Belakangan ini saat pilpres kian dekat saya sering dapat pertanyaan "siapa paslon pilihan ustadz". Ini adalah pertanyaan mudah, tapi sulit dijawab. Sulit dijawab bukan karena sulit membandingkan tiga paslon dan menentukan satu keunggulan tunggal salah satu dari mereka.

Kalau pertanyaannya, "tak memilih siapa?", agak mudah menjawabnya, tapi itu menyisakan kekaburan dan bukan jawaban final, karena yang di bilik suara bukan Jokowi versus Fauzi Bowo dan bukan Jokowi versus Prabowo.

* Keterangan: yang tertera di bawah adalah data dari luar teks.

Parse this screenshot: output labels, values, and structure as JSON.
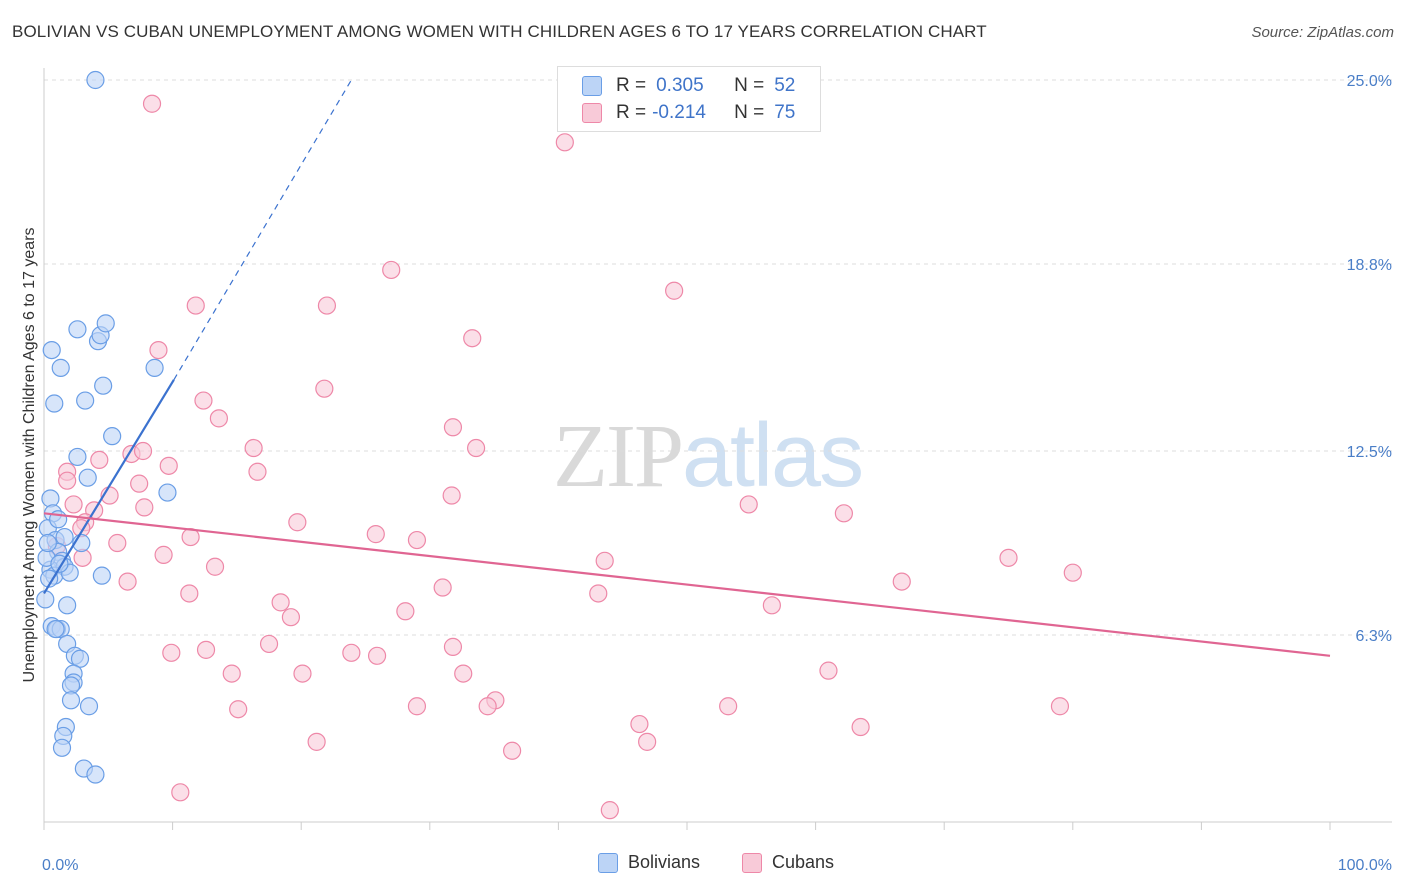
{
  "title": "BOLIVIAN VS CUBAN UNEMPLOYMENT AMONG WOMEN WITH CHILDREN AGES 6 TO 17 YEARS CORRELATION CHART",
  "source": "Source: ZipAtlas.com",
  "watermark": {
    "part1": "ZIP",
    "part2": "atlas"
  },
  "legend": {
    "bolivians": {
      "r_label": "R =",
      "r_value": "0.305",
      "n_label": "N =",
      "n_value": "52"
    },
    "cubans": {
      "r_label": "R =",
      "r_value": "-0.214",
      "n_label": "N =",
      "n_value": "75"
    }
  },
  "bottom_legend": {
    "bolivians": "Bolivians",
    "cubans": "Cubans"
  },
  "chart_data": {
    "type": "scatter",
    "title": "BOLIVIAN VS CUBAN UNEMPLOYMENT AMONG WOMEN WITH CHILDREN AGES 6 TO 17 YEARS CORRELATION CHART",
    "xlabel": "",
    "ylabel": "Unemployment Among Women with Children Ages 6 to 17 years",
    "xlim": [
      0,
      100
    ],
    "ylim": [
      0,
      25.0
    ],
    "x_ticks": [
      {
        "value": 0,
        "label": "0.0%"
      },
      {
        "value": 100,
        "label": "100.0%"
      }
    ],
    "y_ticks": [
      {
        "value": 6.3,
        "label": "6.3%"
      },
      {
        "value": 12.5,
        "label": "12.5%"
      },
      {
        "value": 18.8,
        "label": "18.8%"
      },
      {
        "value": 25.0,
        "label": "25.0%"
      }
    ],
    "grid": true,
    "colors": {
      "bolivians": "#6a9ee6",
      "bolivians_fill": "#bcd4f6",
      "bolivians_line": "#3b72cf",
      "cubans": "#ee88a8",
      "cubans_fill": "#f8cad8",
      "cubans_line": "#e06592"
    },
    "series": [
      {
        "name": "Bolivians",
        "points": [
          [
            4.0,
            25.0
          ],
          [
            0.6,
            15.9
          ],
          [
            1.3,
            15.3
          ],
          [
            0.8,
            14.1
          ],
          [
            3.2,
            14.2
          ],
          [
            4.6,
            14.7
          ],
          [
            2.6,
            16.6
          ],
          [
            4.2,
            16.2
          ],
          [
            4.4,
            16.4
          ],
          [
            4.8,
            16.8
          ],
          [
            8.6,
            15.3
          ],
          [
            5.3,
            13.0
          ],
          [
            2.6,
            12.3
          ],
          [
            3.4,
            11.6
          ],
          [
            9.6,
            11.1
          ],
          [
            0.5,
            10.9
          ],
          [
            0.7,
            10.4
          ],
          [
            0.3,
            9.9
          ],
          [
            1.1,
            10.2
          ],
          [
            0.9,
            9.5
          ],
          [
            1.6,
            9.6
          ],
          [
            2.9,
            9.4
          ],
          [
            1.1,
            9.1
          ],
          [
            1.4,
            8.8
          ],
          [
            0.5,
            8.5
          ],
          [
            1.6,
            8.6
          ],
          [
            0.8,
            8.3
          ],
          [
            2.0,
            8.4
          ],
          [
            0.4,
            8.2
          ],
          [
            4.5,
            8.3
          ],
          [
            0.1,
            7.5
          ],
          [
            1.8,
            7.3
          ],
          [
            0.6,
            6.6
          ],
          [
            1.0,
            6.5
          ],
          [
            1.3,
            6.5
          ],
          [
            1.8,
            6.0
          ],
          [
            2.4,
            5.6
          ],
          [
            2.8,
            5.5
          ],
          [
            2.3,
            5.0
          ],
          [
            2.3,
            4.7
          ],
          [
            2.1,
            4.6
          ],
          [
            2.1,
            4.1
          ],
          [
            3.5,
            3.9
          ],
          [
            1.7,
            3.2
          ],
          [
            1.5,
            2.9
          ],
          [
            1.4,
            2.5
          ],
          [
            3.1,
            1.8
          ],
          [
            4.0,
            1.6
          ],
          [
            0.2,
            8.9
          ],
          [
            0.3,
            9.4
          ],
          [
            0.9,
            6.5
          ],
          [
            1.2,
            8.7
          ]
        ]
      },
      {
        "name": "Cubans",
        "points": [
          [
            8.4,
            24.2
          ],
          [
            40.5,
            22.9
          ],
          [
            27.0,
            18.6
          ],
          [
            49.0,
            17.9
          ],
          [
            11.8,
            17.4
          ],
          [
            22.0,
            17.4
          ],
          [
            33.3,
            16.3
          ],
          [
            8.9,
            15.9
          ],
          [
            21.8,
            14.6
          ],
          [
            12.4,
            14.2
          ],
          [
            13.6,
            13.6
          ],
          [
            31.8,
            13.3
          ],
          [
            16.3,
            12.6
          ],
          [
            33.6,
            12.6
          ],
          [
            6.8,
            12.4
          ],
          [
            4.3,
            12.2
          ],
          [
            9.7,
            12.0
          ],
          [
            1.8,
            11.8
          ],
          [
            1.8,
            11.5
          ],
          [
            16.6,
            11.8
          ],
          [
            7.4,
            11.4
          ],
          [
            5.1,
            11.0
          ],
          [
            31.7,
            11.0
          ],
          [
            54.8,
            10.7
          ],
          [
            2.3,
            10.7
          ],
          [
            7.8,
            10.6
          ],
          [
            3.9,
            10.5
          ],
          [
            62.2,
            10.4
          ],
          [
            19.7,
            10.1
          ],
          [
            3.2,
            10.1
          ],
          [
            25.8,
            9.7
          ],
          [
            29.0,
            9.5
          ],
          [
            5.7,
            9.4
          ],
          [
            1.0,
            9.3
          ],
          [
            9.3,
            9.0
          ],
          [
            3.0,
            8.9
          ],
          [
            43.6,
            8.8
          ],
          [
            75.0,
            8.9
          ],
          [
            13.3,
            8.6
          ],
          [
            80.0,
            8.4
          ],
          [
            6.5,
            8.1
          ],
          [
            66.7,
            8.1
          ],
          [
            31.0,
            7.9
          ],
          [
            11.3,
            7.7
          ],
          [
            43.1,
            7.7
          ],
          [
            18.4,
            7.4
          ],
          [
            56.6,
            7.3
          ],
          [
            28.1,
            7.1
          ],
          [
            19.2,
            6.9
          ],
          [
            17.5,
            6.0
          ],
          [
            12.6,
            5.8
          ],
          [
            9.9,
            5.7
          ],
          [
            23.9,
            5.7
          ],
          [
            25.9,
            5.6
          ],
          [
            31.8,
            5.9
          ],
          [
            14.6,
            5.0
          ],
          [
            20.1,
            5.0
          ],
          [
            32.6,
            5.0
          ],
          [
            61.0,
            5.1
          ],
          [
            35.1,
            4.1
          ],
          [
            34.5,
            3.9
          ],
          [
            29.0,
            3.9
          ],
          [
            15.1,
            3.8
          ],
          [
            53.2,
            3.9
          ],
          [
            79.0,
            3.9
          ],
          [
            46.3,
            3.3
          ],
          [
            63.5,
            3.2
          ],
          [
            21.2,
            2.7
          ],
          [
            46.9,
            2.7
          ],
          [
            36.4,
            2.4
          ],
          [
            10.6,
            1.0
          ],
          [
            44.0,
            0.4
          ],
          [
            7.7,
            12.5
          ],
          [
            11.4,
            9.6
          ],
          [
            2.9,
            9.9
          ]
        ]
      }
    ],
    "trend_lines": [
      {
        "series": "Bolivians",
        "from": [
          0,
          7.7
        ],
        "to": [
          10.1,
          14.9
        ],
        "dashed_to": [
          23.9,
          25.0
        ]
      },
      {
        "series": "Cubans",
        "from": [
          0,
          10.4
        ],
        "to": [
          100,
          5.6
        ]
      }
    ]
  }
}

Andai pada pilpres kali hanya ada dua paslon yang pasti akan menggunakan dua narasi ideologi yang berbeda atau bahkan berlawanan, jawabannya bisa semudah pertanyaannya. Itulah yang saya lakukan pada dua pilpres juga pada pilgub DKI yang lalu. Sebagian besar dari orang-orang yang risih terhadap eksploitasi simbol agama, teruyama kalangan minoritas, secara sukarela berbondong-bondong mendukung kubu yang relijiusitasnya lebih rendah.

Pada pilpres  2014 dan 2019 hanya dua kontestan. Karena itulah setiap kontestan memilih narasi kampanye yang berlawanan demi mempengaruhi calon pemilih. Lucu sekali bila narasi pihak yang berebut suara terbanyak publik yang punya malah menjual narasi yang sama.

Karena itu, meski kedua capres pada 2014 dan 2019 memiliki satu latar belakang ideologi, yaitu merah alias abangan alias nasionalis, salah satu dari dua kontestan merasa perlu mengambil posisi diametrikal dengan tujuan meraih captive market yang tidak terakomodasi. Lalu dimainkanlah narasi kontras.

Nasionalisme dan Islam adalah takdir identitas politik Indonesia yang tak mungkin dipungkiri sebagai fakta, meski saya menolak ide pendikotomiannya. Sang paslon yang nyata sekuler dan tidak relijius "terpaksa" tampil relijius, memproduksi dan menyebarkan aneka narasi kontra capres lawan. Masyarakat pun kontan terbelah dua antara kubu yang rajin mengklaim diri nasionalis, pluralis dan kubu yang terduga atau mengaku relijius atau Islamis.

Kini dalam semua paslon dan koalisi partai pendukungnya masing-masing ada nasionalis dan islamis, sekularis dan radikalis, merah dan hijau. Semua paslon bicara demokrasi, kebinekaan, dan giat mengunjungi pesantren-pesantren serta mengais dukungan agamawan. Karena itulah, dua opsi dialektik tak lagi relevan untuk disajikan. Karena itu pula, calon mesti move on tak lagi sibuk menentukan politik dengan modal mindset rekayasa algoritma. Saatnya calon pemilih menggunakan parameter logis dan sesuai dengan dinamika aktual.